Hazel: Unable to laugh or cry at her comical misfortune—only five minutes into her day—Hazel just stands there for a moment, past the point of even feeling awkward. Six in the morning and her dad walks in to find her passed out on the floor after she had an attack from pepper-spraying her own face. No, actually, it’s probably later than six if he’s here. She’d called him last night to get a ride to work, because she didn’t want to bike and show up sweaty on her first day. A day she’ll probably be late for instead. Someone else in Hazel’s position might… she isn’t sure what they might do. She has a vague sense that even beyond pepper-spraying her own face, things aren’t as they should be. It’s not an uncommon feeling for the young woman with autism. But she has little time to dwell on it before her father’s words yank her fully back to the present. Her gray eyes harden in response.

“No.” Hazel’s tone doesn’t snap at the idea so much as bite its head off. “I’m not letting that HAG ruin my first day.” Abruptly aware she isn’t making any sense, and that her dad really does just want to help, Hazel looks down at the baggy black t-shirt she’s wearing for pajamas and declares in a milder voice, “I’ll get dressed. There’s cereal and muffins in the kitchen if you want to help yourself.”

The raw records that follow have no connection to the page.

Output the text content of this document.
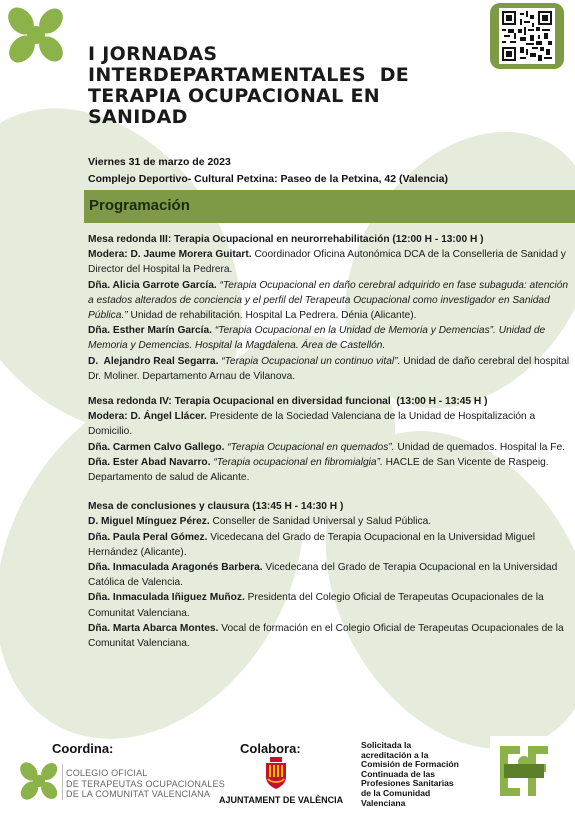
I JORNADAS
INTERDEPARTAMENTALES  DE
TERAPIA OCUPACIONAL EN
SANIDAD
Viernes 31 de marzo de 2023
Complejo Deportivo- Cultural Petxina: Paseo de la Petxina, 42 (Valencia)
Programación

Mesa redonda III: Terapia Ocupacional en neurorrehabilitación (12:00 H - 13:00 H )

Modera: D. Jaume Morera Guitart. Coordinador Oficina Autonómica DCA de la Conselleria de Sanidad y Director del Hospital la Pedrera.

Dña. Alicia Garrote García. “Terapia Ocupacional en daño cerebral adquirido en fase subaguda: atención a estados alterados de conciencia y el perfil del Terapeuta Ocupacional como investigador en Sanidad Pública.” Unidad de rehabilitación. Hospital La Pedrera. Dénia (Alicante).

Dña. Esther Marín García. “Terapia Ocupacional en la Unidad de Memoria y Demencias”. Unidad de Memoria y Demencias. Hospital la Magdalena. Área de Castellón.

D.  Alejandro Real Segarra. “Terapia Ocupacional un continuo vital”. Unidad de daño cerebral del hospital Dr. Moliner. Departamento Arnau de Vilanova.

Mesa redonda IV: Terapia Ocupacional en diversidad funcional  (13:00 H - 13:45 H )

Modera: D. Ángel Llácer. Presidente de la Sociedad Valenciana de la Unidad de Hospitalización a Domicilio.

Dña. Carmen Calvo Gallego. “Terapia Ocupacional en quemados”. Unidad de quemados. Hospital la Fe.

Dña. Ester Abad Navarro. “Terapia ocupacional en fibromialgia”. HACLE de San Vicente de Raspeig. Departamento de salud de Alicante.

Mesa de conclusiones y clausura (13:45 H - 14:30 H )

D. Miguel Mínguez Pérez. Conseller de Sanidad Universal y Salud Pública.

Dña. Paula Peral Gómez. Vicedecana del Grado de Terapia Ocupacional en la Universidad Miguel Hernández (Alicante).

Dña. Inmaculada Aragonés Barbera. Vicedecana del Grado de Terapia Ocupacional en la Universidad Católica de Valencia.

Dña. Inmaculada Iñiguez Muñoz. Presidenta del Colegio Oficial de Terapeutas Ocupacionales de la Comunitat Valenciana.

Dña. Marta Abarca Montes. Vocal de formación en el Colegio Oficial de Terapeutas Ocupacionales de la Comunitat Valenciana.

Coordina:	Colabora:
COLEGIO OFICIAL
DE TERAPEUTAS OCUPACIONALES
DE LA COMUNITAT VALENCIANA
AJUNTAMENT DE VALÈNCIA
Solicitada la
acreditación a la
Comisión de Formación
Continuada de las
Profesiones Sanitarias
de la Comunidad
Valenciana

She pauses and then adds, gesturing vaguely around the bathroom, “This will… make sense.”

GM: Her dad nods slowly. He gives her a soft squeeze on her arm and gives her a warm pearly-white smile. “I’m sure it will, pumpkin. I’ll make us some coffee downstairs, but I’m only a holler away if you need anything.”

Hazel: “I’ll try to avoid pepper-spraying myself in the shower too.” Hazel’s tone isn’t quite sad or quite joking. “But thanks, Daddy.”

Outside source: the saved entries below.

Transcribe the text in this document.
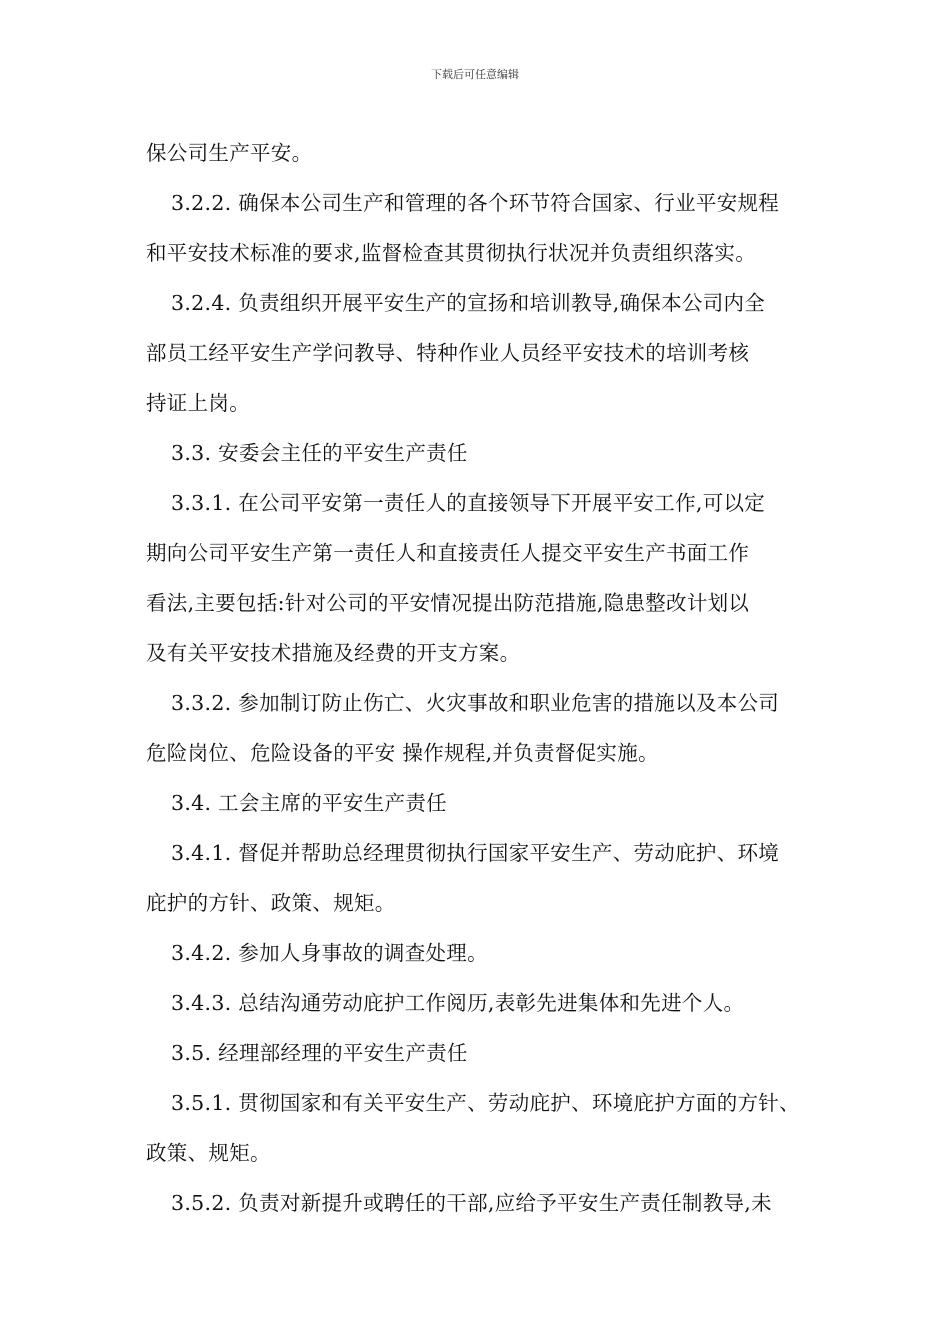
下载后可任意编辑
保公司生产平安。
3.2.2. 确保本公司生产和管理的各个环节符合国家、行业平安规程
和平安技术标准的要求,监督检查其贯彻执行状况并负责组织落实。
3.2.4. 负责组织开展平安生产的宣扬和培训教导,确保本公司内全
部员工经平安生产学问教导、特种作业人员经平安技术的培训考核
持证上岗。
3.3. 安委会主任的平安生产责任
3.3.1. 在公司平安第一责任人的直接领导下开展平安工作,可以定
期向公司平安生产第一责任人和直接责任人提交平安生产书面工作
看法,主要包括:针对公司的平安情况提出防范措施,隐患整改计划以
及有关平安技术措施及经费的开支方案。
3.3.2. 参加制订防止伤亡、火灾事故和职业危害的措施以及本公司
危险岗位、危险设备的平安 操作规程,并负责督促实施。
3.4. 工会主席的平安生产责任
3.4.1. 督促并帮助总经理贯彻执行国家平安生产、劳动庇护、环境
庇护的方针、政策、规矩。
3.4.2. 参加人身事故的调查处理。
3.4.3. 总结沟通劳动庇护工作阅历,表彰先进集体和先进个人。
3.5. 经理部经理的平安生产责任
3.5.1. 贯彻国家和有关平安生产、劳动庇护、环境庇护方面的方针、
政策、规矩。
3.5.2. 负责对新提升或聘任的干部,应给予平安生产责任制教导,未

GM: “You betcha.” Hazel sees her dad peek into his daughter’s disheveled room, then head down the stairs, leaving Hazel free to get ready.

Hazel: Hazel briskly goes through her morning routine, still on edge at the prospect of being late for work on the first day. The hot shower is good for her pores, and she lathers extra soap over her face in hopes of making any remaining swelling go down. She normally likes her showers, long, hot, and filled with the sound of her own voice singing classic rock, but she tries to be timely, and her glasses have scarcely fogged when she wraps a towel around her chest. She blow-dries her un-shampooed hair (three years and counting since she’s stopped spending money on that ‘nonessential’ product), and then, not wanting to show up to work while still damp either, blow-dries the rest of her skin.

She goes through her closet next and puts on a black turtleneck dress, navy scarf, and black leggings that also encase her feet. She found them on Amazon.com (as she’d once shown her surprised father, you can buy a lot of things online) and immediately resolved she’d never wear tights for anything less formal than a White House inauguration ball. After all, the cotton substitutes she discovered are faster to pull on, less effort to wash, look visually similar (how picky can someone be over “dark and skintight?”), and, most importantly, feel more comfortable. Hazel might have stopped wearing days-unwashed sweatpants in public when she was a teenager, but she’s still not above looking for fashion “shortcuts.” She figures her current wardrobe looks more professional than jeans and a hoodie—God knows the backpack she’s going to carry all her crap in will make her look enough like a student—but effort past that isn’t worth it. She does briefly wonder if the turtleneck looks too tight on her figure, but there’s no way she’s calling Mom for fashion advice with Dad in the other room, even if her mother usually lends what she terms “good counsel.”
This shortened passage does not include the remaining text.